One of the things the Swedish media are bound by is to not reveal identities - not even for local celebrities. They'll print things such as 'radio personality, 45'. They won't reveal names. Expressen got whacked recently for just such a transgression.
So it is with the current crisis in France. All Expressen may say is the serial killer in Toulouse is 'Mohammed, 23'. He's 23 years of age. A lot of people are 23 years of age. His first name is 'Mohammed'. A lot of arabs are named 'Mohammed'.
Expressen didn't identify him even though he's a serial killer.
Now compare with what they did with Julian Assange.
From the Expressen website 21 August 2010: '[WikiLeaks] founder hunted for rape in Stockholm'.
Another from the Expressen website 21 August 2010: 'Assange arrested suspected of rape'.
From the hardcopy ('duckpond') edition the same day: 'WikiLeaks' Julian Assange HUNTED suspected of RAPE IN SWEDEN'.

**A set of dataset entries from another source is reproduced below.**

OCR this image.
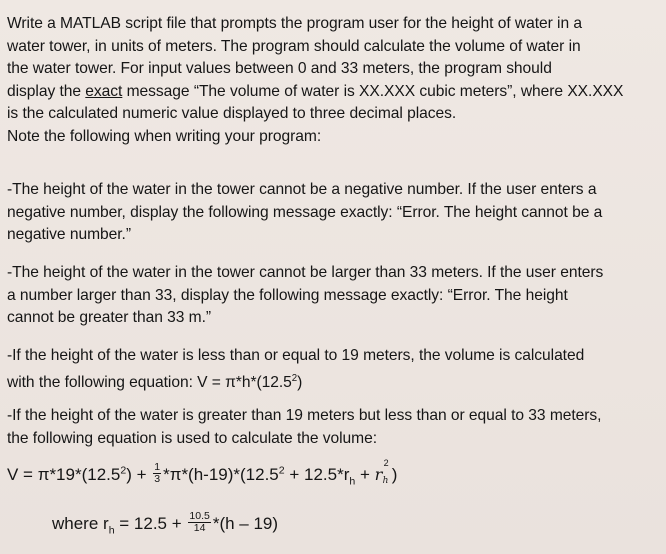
Write a MATLAB script file that prompts the program user for the height of water in a
water tower, in units of meters. The program should calculate the volume of water in
the water tower. For input values between 0 and 33 meters, the program should
display the exact message “The volume of water is XX.XXX cubic meters”, where XX.XXX
is the calculated numeric value displayed to three decimal places.
Note the following when writing your program:
-The height of the water in the tower cannot be a negative number. If the user enters a
negative number, display the following message exactly: “Error. The height cannot be a
negative number.”
-The height of the water in the tower cannot be larger than 33 meters. If the user enters
a number larger than 33, display the following message exactly: “Error. The height
cannot be greater than 33 m.”
-If the height of the water is less than or equal to 19 meters, the volume is calculated
with the following equation: $V = \pi*h*(12.5^2)$
-If the height of the water is greater than 19 meters but less than or equal to 33 meters,
the following equation is used to calculate the volume:
$V = \pi*19*(12.5^2) + \frac{1}{3} *\pi*(h-19)*(12.5^2 + 12.5*r_h + r$
2
h )
where $r_h = 12.5 + \frac{10.5}{14} *(h - 19)$
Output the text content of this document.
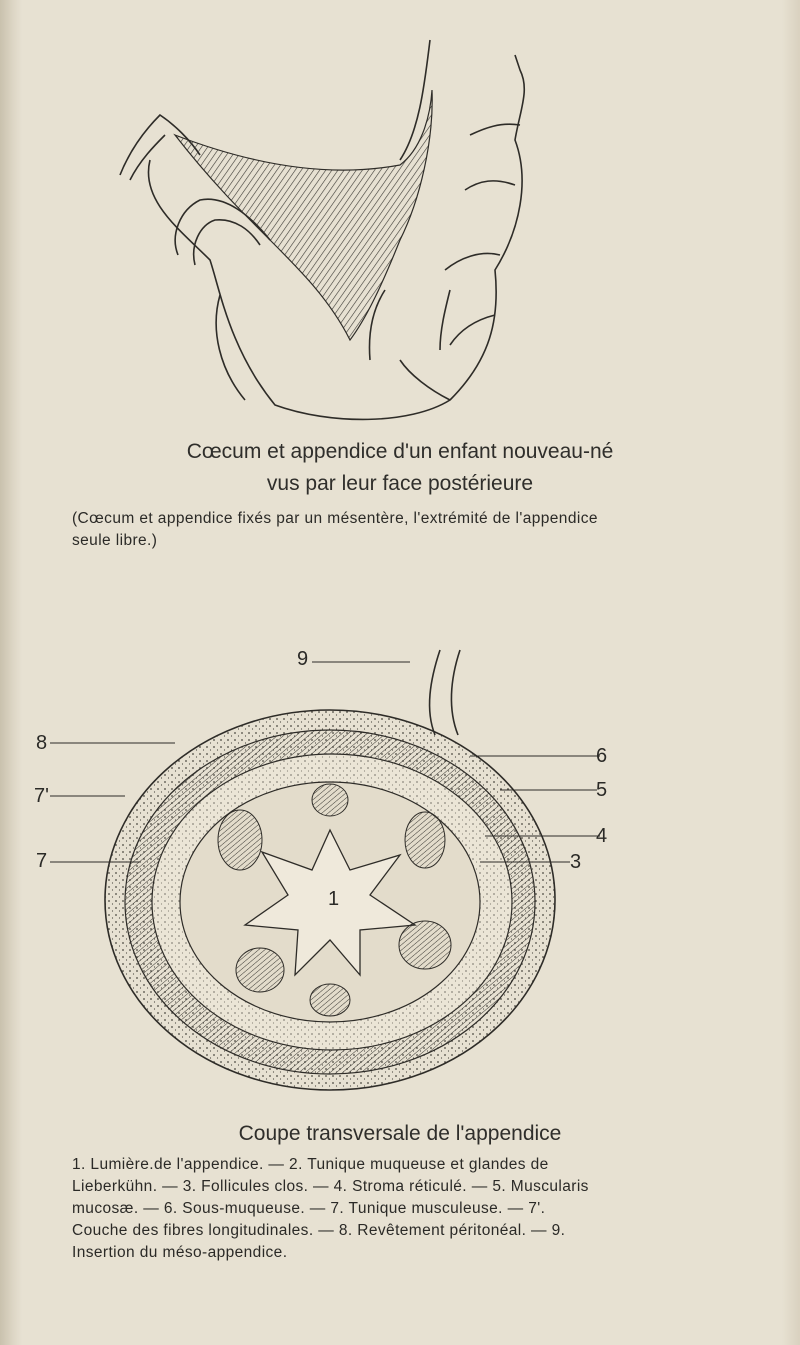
Cœcum et appendice d'un enfant nouveau-né
vus par leur face postérieure
(Cœcum et appendice fixés par un mésentère, l'extrémité de l'appendice seule libre.)
9
8
7'
7
6
5
4
3
1
Coupe transversale de l'appendice
1. Lumière.de l'appendice. — 2. Tunique muqueuse et glandes de Lieberkühn. — 3. Follicules clos. — 4. Stroma réticulé. — 5. Muscularis mucosæ. — 6. Sous-muqueuse. — 7. Tunique musculeuse. — 7'. Couche des fibres longitudinales. — 8. Revêtement péritonéal. — 9. Insertion du méso-appendice.
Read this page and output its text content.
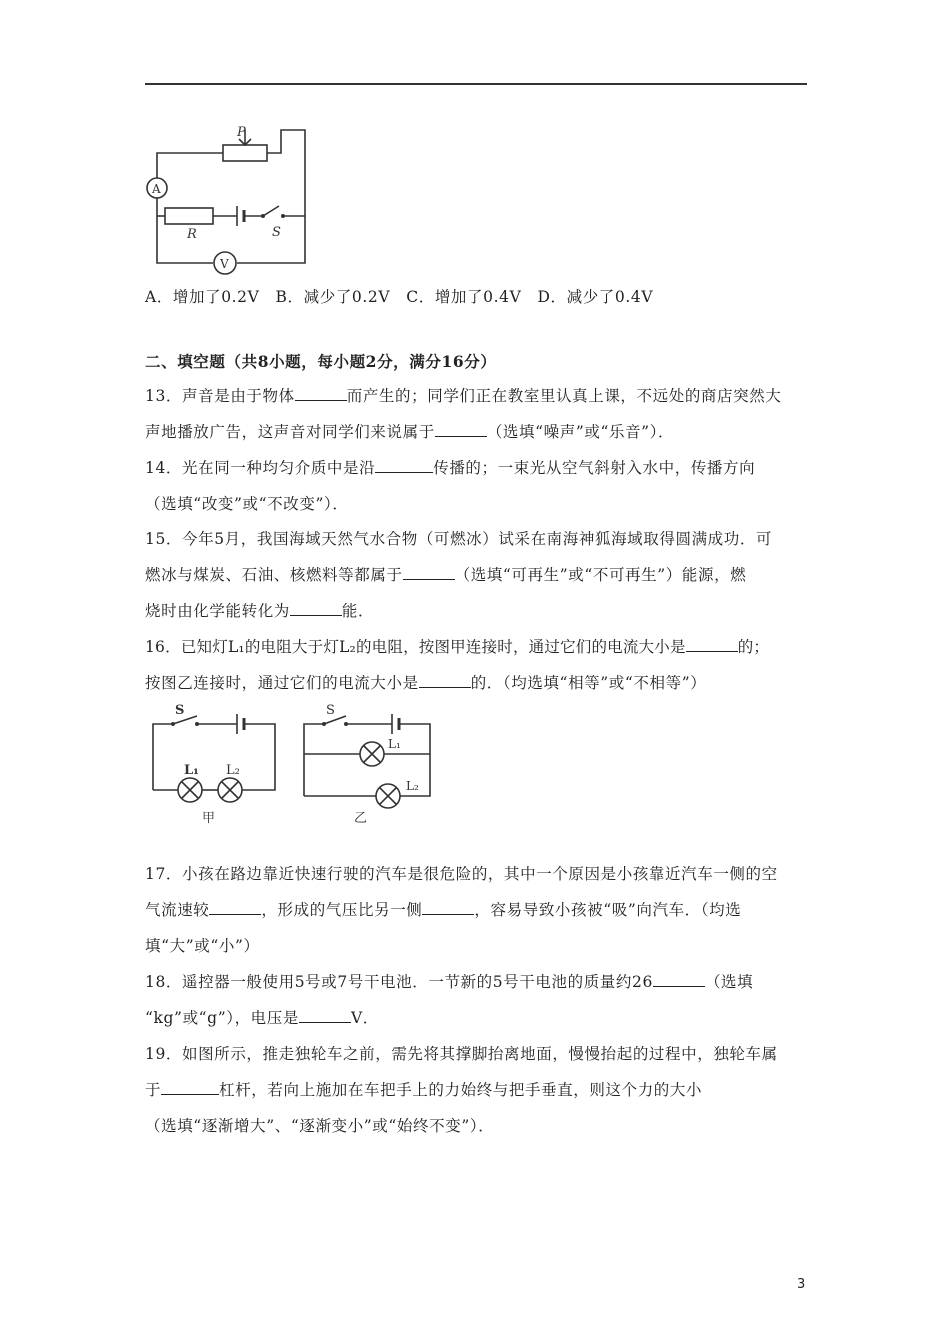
P
A
R	S
V
A．增加了0.2V　B．减少了0.2V　C．增加了0.4V　D．减少了0.4V
二、填空题（共8小题，每小题2分，满分16分）
13．声音是由于物体	而产生的；同学们正在教室里认真上课，不远处的商店突然大
声地播放广告，这声音对同学们来说属于	（选填“噪声”或“乐音”）．
14．光在同一种均匀介质中是沿	传播的；一束光从空气斜射入水中，传播方向
（选填“改变”或“不改变”）．
15．今年5月，我国海域天然气水合物（可燃冰）试采在南海神狐海域取得圆满成功．可
燃冰与煤炭、石油、核燃料等都属于	（选填“可再生”或“不可再生”）能源，燃
烧时由化学能转化为	能．
16．已知灯L₁的电阻大于灯L₂的电阻，按图甲连接时，通过它们的电流大小是	的；
按图乙连接时，通过它们的电流大小是	的．（均选填“相等”或“不相等”）
S
L₁ L₂
甲
S
L₁
L₂
乙
17．小孩在路边靠近快速行驶的汽车是很危险的，其中一个原因是小孩靠近汽车一侧的空
气流速较	，形成的气压比另一侧	，容易导致小孩被“吸”向汽车．（均选
填“大”或“小”）
18．遥控器一般使用5号或7号干电池．一节新的5号干电池的质量约26	（选填
“kg”或“g”），电压是	V．
19．如图所示，推走独轮车之前，需先将其撑脚抬离地面，慢慢抬起的过程中，独轮车属
于	杠杆，若向上施加在车把手上的力始终与把手垂直，则这个力的大小
（选填“逐渐增大”、“逐渐变小”或“始终不变”）．
3
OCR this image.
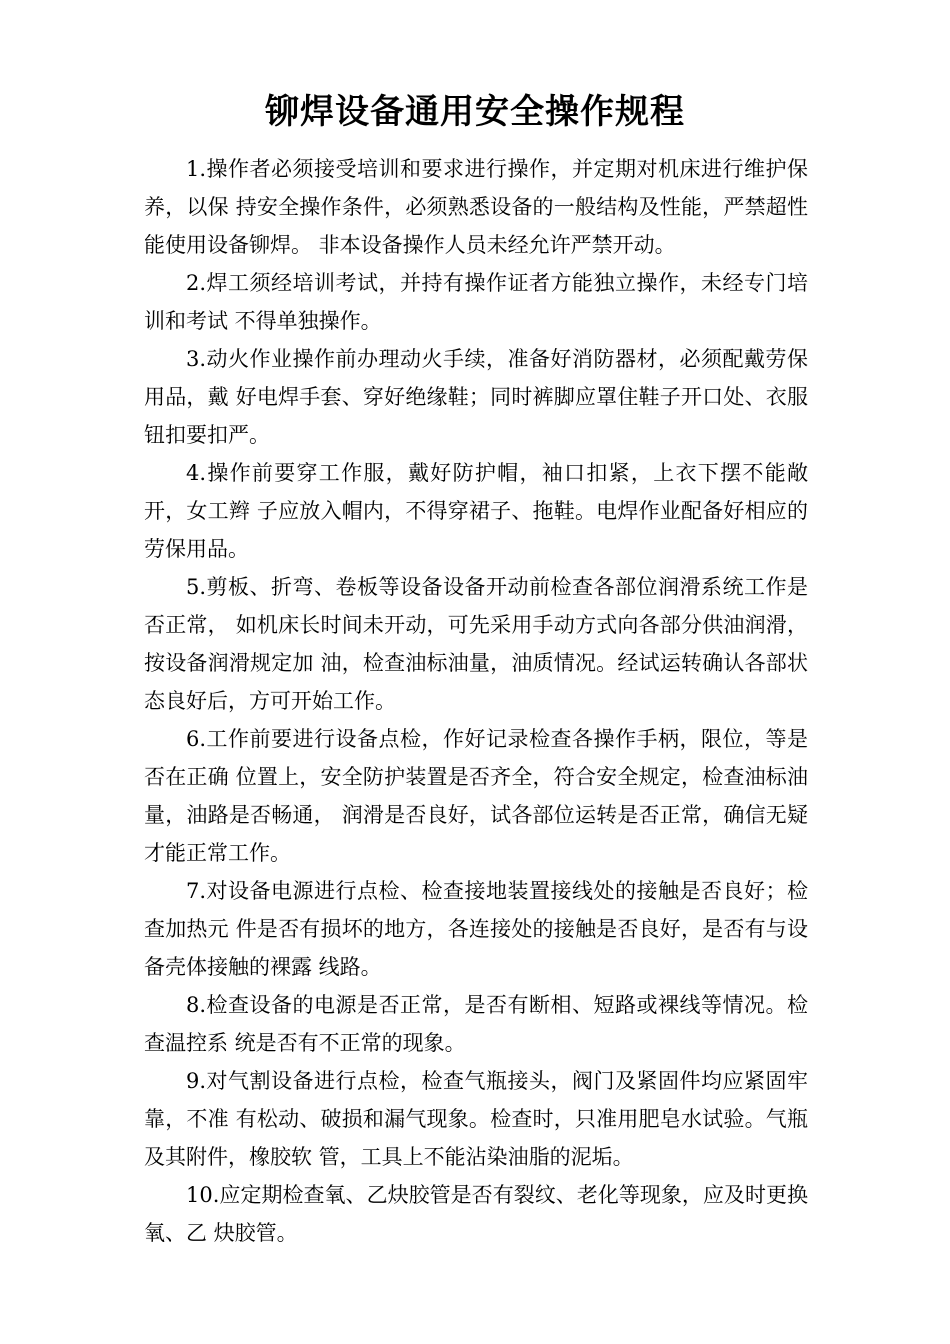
铆焊设备通用安全操作规程

1.操作者必须接受培训和要求进行操作，并定期对机床进行维护保养，以保 持安全操作条件，必须熟悉设备的一般结构及性能，严禁超性能使用设备铆焊。 非本设备操作人员未经允许严禁开动。

2.焊工须经培训考试，并持有操作证者方能独立操作，未经专门培训和考试 不得单独操作。

3.动火作业操作前办理动火手续，准备好消防器材，必须配戴劳保用品，戴 好电焊手套、穿好绝缘鞋；同时裤脚应罩住鞋子开口处、衣服钮扣要扣严。

4.操作前要穿工作服，戴好防护帽，袖口扣紧，上衣下摆不能敞开，女工辫 子应放入帽内，不得穿裙子、拖鞋。电焊作业配备好相应的劳保用品。

5.剪板、折弯、卷板等设备设备开动前检查各部位润滑系统工作是否正常， 如机床长时间未开动，可先采用手动方式向各部分供油润滑，按设备润滑规定加 油，检查油标油量，油质情况。经试运转确认各部状态良好后，方可开始工作。

6.工作前要进行设备点检，作好记录检查各操作手柄，限位，等是否在正确 位置上，安全防护装置是否齐全，符合安全规定，检查油标油量，油路是否畅通， 润滑是否良好，试各部位运转是否正常，确信无疑才能正常工作。

7.对设备电源进行点检、检查接地装置接线处的接触是否良好；检查加热元 件是否有损坏的地方，各连接处的接触是否良好，是否有与设备壳体接触的裸露 线路。

8.检查设备的电源是否正常，是否有断相、短路或裸线等情况。检查温控系 统是否有不正常的现象。

9.对气割设备进行点检，检查气瓶接头，阀门及紧固件均应紧固牢靠，不准 有松动、破损和漏气现象。检查时，只准用肥皂水试验。气瓶及其附件，橡胶软 管，工具上不能沾染油脂的泥垢。

10.应定期检查氧、乙炔胶管是否有裂纹、老化等现象，应及时更换氧、乙 炔胶管。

'God publicistisk sed' indeed.
It is not permitted in these circumstances to reveal identities in the Swedish media. Nor to in any way help outsiders establish such identities. People are accused of crimes all the time and are sought by the police; their names cannot appear in the media. The media cannot even identify people with pictures or race description. Laws in other countries are more liberal; in Sweden the laws are very strict. Every major newspaper in Sweden published the rape story on Saturday - and every paper came out with an editorial by their editor in chief defending the decision to reveal the identity of a rape suspect. It made for rather sleazy reading - they all knew they were in the wrong but they were too horny for the scoop. They too might suffer for those decisions as the case rolls on.